这听起来像是collections.Counter:的工作

import collections
with open('gettysburg.txt') as f:
    c = collections.Counter(f.read().split())
print "'Four' appears %d times"%c['Four']
print "'the' appears %d times"%c['the']
print "There are %d total words"%sum(c.values())
print "The 5 most common words are", c.most_common(5)

结果:

$ python foo.py 
'Four' appears 1 times
'the' appears 9 times
There are 267 total words
The 5 most common words are [('that', 10), ('the', 9), ('to', 8), ('we', 8), ('a', 7)]

当然,这包括"自由"one_answers"这个"作为单词(注意单词中的标点符号)。此外,它还将"The"one_answers"The"视为不同的单词。此外,将文件作为一个整体处理对于非常大的文件来说可能是一种损失。

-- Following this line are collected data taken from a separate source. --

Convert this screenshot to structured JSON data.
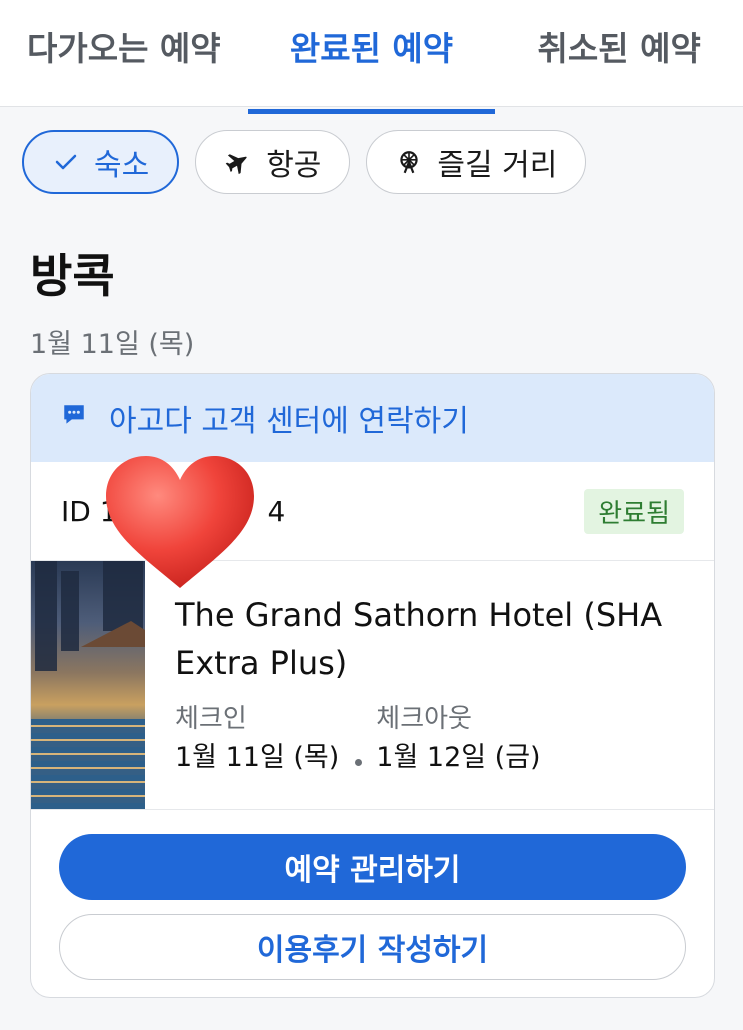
{
  "tabs": [
    {
      "label": "다가오는 예약",
      "active": false
    },
    {
      "label": "완료된 예약",
      "active": true
    },
    {
      "label": "취소된 예약",
      "active": false
    }
  ],
  "filters": [
    {
      "label": "숙소",
      "icon": "check-icon",
      "selected": true
    },
    {
      "label": "항공",
      "icon": "airplane-icon",
      "selected": false
    },
    {
      "label": "즐길 거리",
      "icon": "ferris-wheel-icon",
      "selected": false
    }
  ],
  "booking": {
    "city": "방콕",
    "date": "1월 11일 (목)",
    "contact_label": "아고다 고객 센터에 연락하기",
    "id_prefix": "ID 1",
    "id_suffix": "4",
    "status": "완료됨",
    "hotel_name": "The Grand Sathorn Hotel (SHA Extra Plus)",
    "checkin_label": "체크인",
    "checkin_date": "1월 11일 (목)",
    "checkout_label": "체크아웃",
    "checkout_date": "1월 12일 (금)",
    "manage_button": "예약 관리하기",
    "review_button": "이용후기 작성하기"
  },
  "colors": {
    "accent": "#2068d8",
    "contact_bg": "#dbe9fb",
    "status_bg": "#e3f4e1",
    "status_text": "#2e7d32",
    "heart": "#f0443b"
  }
}
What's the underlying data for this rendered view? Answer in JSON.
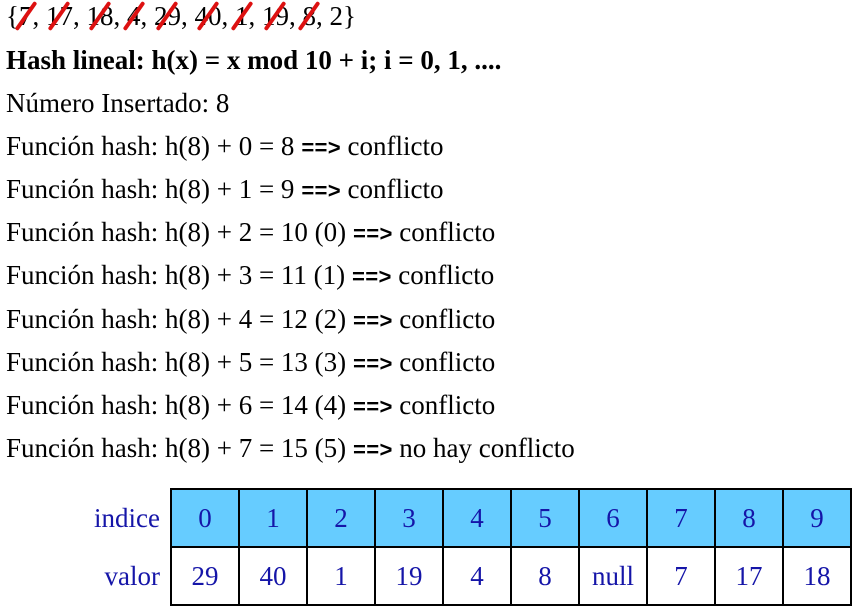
{
  "set": {
    "open": "{",
    "close": "}",
    "items": [
      {
        "value": "7",
        "crossed": true
      },
      {
        "value": "17",
        "crossed": true
      },
      {
        "value": "18",
        "crossed": true
      },
      {
        "value": "4",
        "crossed": true
      },
      {
        "value": "29",
        "crossed": true
      },
      {
        "value": "40",
        "crossed": true
      },
      {
        "value": "1",
        "crossed": true
      },
      {
        "value": "19",
        "crossed": true
      },
      {
        "value": "8",
        "crossed": true
      },
      {
        "value": "2",
        "crossed": false
      }
    ],
    "separator": ", "
  },
  "title": "Hash lineal: h(x) = x mod 10 + i;    i = 0, 1, ....",
  "inserted_label": "Número Insertado:  8",
  "arrow": "==>",
  "steps": [
    {
      "expr": "Función hash: h(8) + 0 = 8",
      "result": "conflicto"
    },
    {
      "expr": "Función hash: h(8) + 1 = 9",
      "result": "conflicto"
    },
    {
      "expr": "Función hash: h(8) + 2 = 10 (0)",
      "result": "conflicto"
    },
    {
      "expr": "Función hash: h(8) + 3 = 11 (1)",
      "result": "conflicto"
    },
    {
      "expr": "Función hash: h(8) + 4 = 12 (2)",
      "result": "conflicto"
    },
    {
      "expr": "Función hash: h(8) + 5 = 13 (3)",
      "result": "conflicto"
    },
    {
      "expr": "Función hash: h(8) + 6 = 14 (4)",
      "result": "conflicto"
    },
    {
      "expr": "Función hash: h(8) + 7 = 15 (5)",
      "result": "no hay conflicto"
    }
  ],
  "table": {
    "index_label": "indice",
    "value_label": "valor",
    "indices": [
      "0",
      "1",
      "2",
      "3",
      "4",
      "5",
      "6",
      "7",
      "8",
      "9"
    ],
    "values": [
      "29",
      "40",
      "1",
      "19",
      "4",
      "8",
      "null",
      "7",
      "17",
      "18"
    ],
    "colors": {
      "index_bg": "#66ccff",
      "text": "#1515a8",
      "cross": "#dd1111"
    }
  }
}
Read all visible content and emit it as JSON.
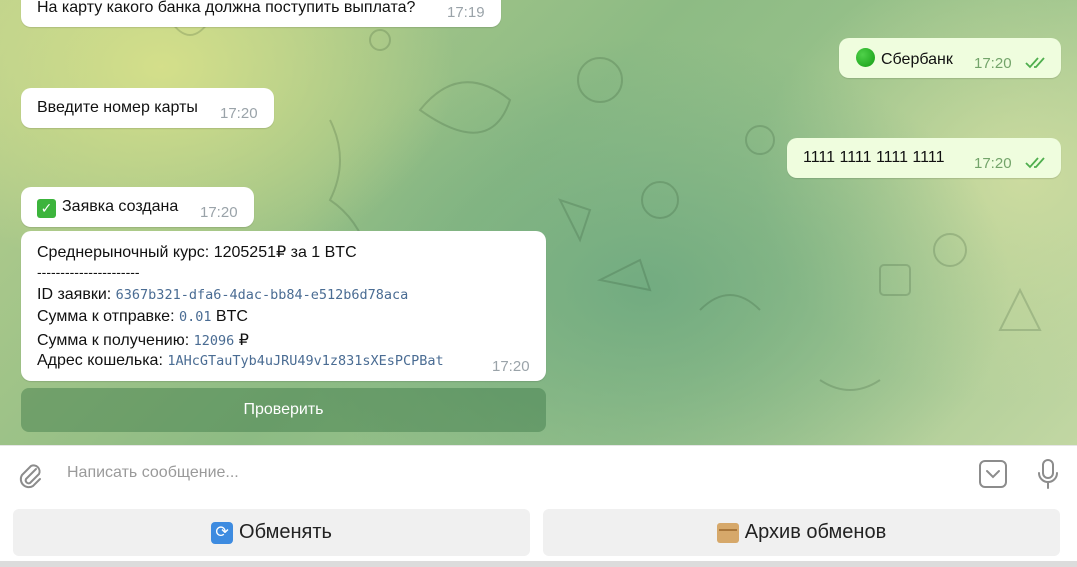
{
  "messages": {
    "m1": {
      "text": "На карту какого банка должна поступить выплата?",
      "time": "17:19"
    },
    "m2": {
      "text": "Сбербанк",
      "time": "17:20",
      "emoji": "green-circle-icon"
    },
    "m3": {
      "text": "Введите номер карты",
      "time": "17:20"
    },
    "m4": {
      "text": "1111 1111 1111 1111",
      "time": "17:20"
    },
    "m5": {
      "text": "Заявка создана",
      "time": "17:20",
      "emoji": "check-mark-icon"
    },
    "m6": {
      "rate": "Среднерыночный курс: 1205251₽ за 1 BTC",
      "separator": "----------------------",
      "id_label": "ID заявки: ",
      "id_value": "6367b321-dfa6-4dac-bb84-e512b6d78aca",
      "send_label": "Сумма к отправке: ",
      "send_value": "0.01",
      "send_unit": " BTC",
      "receive_label": "Сумма к получению: ",
      "receive_value": "12096",
      "receive_unit": " ₽",
      "wallet_label": "Адрес кошелька: ",
      "wallet_value": "1AHcGTauTyb4uJRU49v1z831sXEsPCPBat",
      "time": "17:20"
    }
  },
  "inline_button": {
    "label": "Проверить"
  },
  "composer": {
    "placeholder": "Написать сообщение..."
  },
  "keyboard": {
    "exchange_label": "Обменять",
    "archive_label": "Архив обменов"
  },
  "colors": {
    "outgoing_bubble": "#effdde",
    "incoming_bubble": "#ffffff",
    "read_ticks": "#4fae4e",
    "mono_text": "#4a6c93"
  }
}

这是一个忽略标点符号和大小写的版本,在大文件上更节省内存。

import collections
import re
with open('gettysburg.txt') as f:
    c = collections.Counter(
        word.lower()
        for line in f
        for word in re.findall(r'b[^Wd_]+b', line))
print "'Four' appears %d times"%c['Four']
print "'the' appears %d times"%c['the']
print "There are %d total words"%sum(c.values())
print "The 5 most common words are", c.most_common(5)

结果:

$ python foo.py 
'Four' appears 0 times
'the' appears 11 times
There are 271 total words
The 5 most common words are [('that', 13), ('the', 11), ('we', 10), ('to', 8), ('here', 8)]

参考文献:

  • https://docs.python.org/2/library/re.html
  • https://docs.python.org/2/library/collections.html#collections.Counter
  • 提取整词

几点:

在Python中,始终使用以下构造来读取文件:

 with open('ls;df', 'r') as f:
     # rest of the statements

如果使用f.read().split(),则它将读取到文件的末尾。之后,你需要回到开始:

f.seek(0)

第三,你要做的部分:

for w in words: 
    if i < count: 
        words[i].translate(None, string.punctuation).lower() 
        i += 1 
    else: 
        i += 1 
        print words

您不需要在Python中保留计数器。你可以简单地做。。。

for i, w in enumerate(words): 
    if i < count: 
        words[i].translate(None, string.punctuation).lower() 
    else: 
        print words

然而,您甚至不需要在此处检查i < count。。。你可以简单地做:

words = [w.translate(None, string.punctuation).lower() for w in words]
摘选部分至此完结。